Atualizado: Terça-feira, 19 Abril de 2011 as 10:42

Uma das maiores dificuldades de criar filhos é lidar com as diferenças. Sim, por que eles nascem diferentes, mesmo que nasçam todos na mesma ‘ninhada’! Não, não são as diferenças físicas que importam, são as diferenças de personalidades, aquelas que vêm gravadas no código genético de cada um e aparecem desde o momento em que nascem.

A primeira manifestação dos meus três aqui mostrou logo de cara quem era quem e como eles se comportariam mais tarde. Mario nasceu quietinho, bonzinho, reclamou um pouco e logo se aninhou no colo da mãe. Diogo nasceu bravo, gritou a plenos pulmões, reclamou a beça. E Laura, bom, a Laura enganou a gente e só mostrou a que veio uns dias depois. Mas isso também faz parte, porque ela continua surpreendendo.

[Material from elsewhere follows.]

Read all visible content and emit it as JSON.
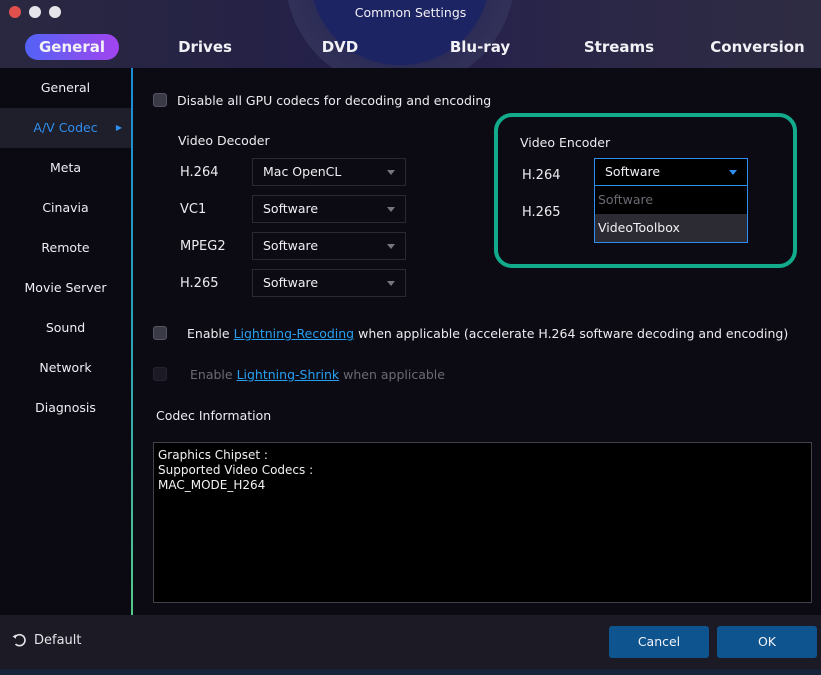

Mas aí eles vão crescendo, vão se desenvolvendo e as diferenças vão aparecendo naturalmente – e elas são muitas. Um começa a andar mais cedo, o outro dá mais risadas, o terceiro demonstra mais habilidade motora com as mãos. Um gosta disso, o outro daquilo e o terceiro não gosta.

Por exemplo, a Laura saiu andando primeiro que os meninos. Eles olhavam pra ela andando, admirados. Logo, Mario deu seus primeiros passos também e achamos que o Diogo iria ficar frustrado porque ainda não conseguia andar. Ele só começou a andar quase dois meses depois do Mario. E acho que ver os irmãos andando fez com que o Diogo se superasse.

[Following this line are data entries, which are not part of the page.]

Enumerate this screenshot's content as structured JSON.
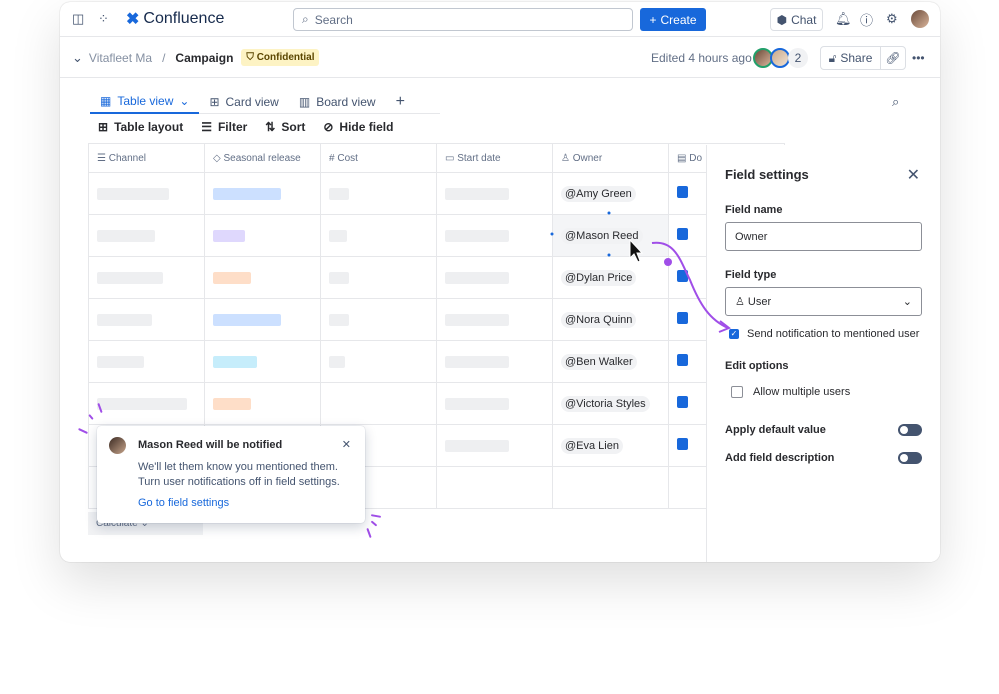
{
  "topbar": {
    "app": "Confluence",
    "search_placeholder": "Search",
    "create": "Create",
    "chat": "Chat"
  },
  "breadcrumb": {
    "space": "Vitafleet Ma",
    "page": "Campaign",
    "badge": "Confidential",
    "edited": "Edited 4 hours ago",
    "collaborator_count": "2",
    "share": "Share"
  },
  "views": {
    "tabs": [
      "Table view",
      "Card view",
      "Board view"
    ]
  },
  "toolbar": {
    "layout": "Table layout",
    "filter": "Filter",
    "sort": "Sort",
    "hide": "Hide field"
  },
  "table": {
    "columns": [
      "Channel",
      "Seasonal release",
      "Cost",
      "Start date",
      "Owner",
      "Do"
    ],
    "owners": [
      "@Amy Green",
      "@Mason Reed",
      "@Dylan Price",
      "@Nora Quinn",
      "@Ben Walker",
      "@Victoria Styles",
      "@Eva Lien"
    ],
    "release_colors": [
      "#cce0ff",
      "#dfd8fd",
      "#fedec8",
      "#cce0ff",
      "#c6edfb",
      "#fedec8"
    ],
    "calculate": "Calculate"
  },
  "panel": {
    "title": "Field settings",
    "name_label": "Field name",
    "name_value": "Owner",
    "type_label": "Field type",
    "type_value": "User",
    "send_notification": "Send notification to mentioned user",
    "send_checked": true,
    "edit_options": "Edit options",
    "allow_multiple": "Allow multiple users",
    "allow_checked": false,
    "apply_default": "Apply default value",
    "apply_default_on": false,
    "add_description": "Add field description",
    "add_description_on": false
  },
  "toast": {
    "title": "Mason Reed will be notified",
    "line1": "We'll let them know you mentioned them.",
    "line2": "Turn user notifications off in field settings.",
    "link": "Go to field settings"
  }
}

Por outro lado, Diogo bateu palmas muito antes dos outros dois e segurava a mamadeira com uma mãozinha apenas desde miúdo. O Mario é superbonzinho, mas é cabeça dura, não gosta de dar o braço a torcer. Acho que ele tinha 2 aninhos quando o colocamos de castigo pra pensar, numa cadeira, por que tinha empurrado alguém. E dissemos que ele poderia sair do castigo só depois que pedisse desculpas. E ele ficou lá sentado por duas horas.

Essas habilidades, essas aptidões vão se apurando. Laura é extremamente habilidosa e arrasa em qualquer esporte. Diogo desenha superbem. E Mario, quando quer uma coisa, sai de baixo. Mas fico apreensivo quando vejo que um sabe ler e os outros ainda não, que um consegue desenhar um dinossauro e os outros não, que um marca gols no futebol e os outros não. Fico com medo que fiquem frustrados, angustiados com seus próprios limites. Na verdade, gostaria de evitar que da frustração surja o sentimento de incapacidade, de que “não posso”, “não sei”, “não sou bom o suficiente”.

Procuro não demonstrar essa preocupação, procuro não valorizar os momentos em que percebem suas fraquezas. Na verdade, procuro incentivar que superem aquele limite. Mas com o tempo percebi que essa é uma preocupação minha, uma angústia minha, coisa de pai e mãe, talvez.

Percebi que eles lidam com isso muito bem. Podem reclamar, ficar chateados quando deparam com uma situação, mas depois esquecem, superam, encaram e vão em frente. Eles sabem lidar com as próprias diferenças melhor do que eu que estou vivendo aquilo de fora, como pai e não como irmão.

O melhor exemplo é o Diogo. Ele não gosta tanto de futebol nem de esporte com bola. O Mario adora bola e a Laura é a boa de bola. Diogo acompanha os irmãos, joga futebol, basquete, participa. No começo, ele ficava chateado porque não conseguia jogar tão bem, mas pra não ficar pra trás teve de se superar. E já o vi dar umas arrancadas à la Kaka pra botar a bola na rede.

As diferenças vão sempre existir. Espero que eles continuem lidando com elas numa boa.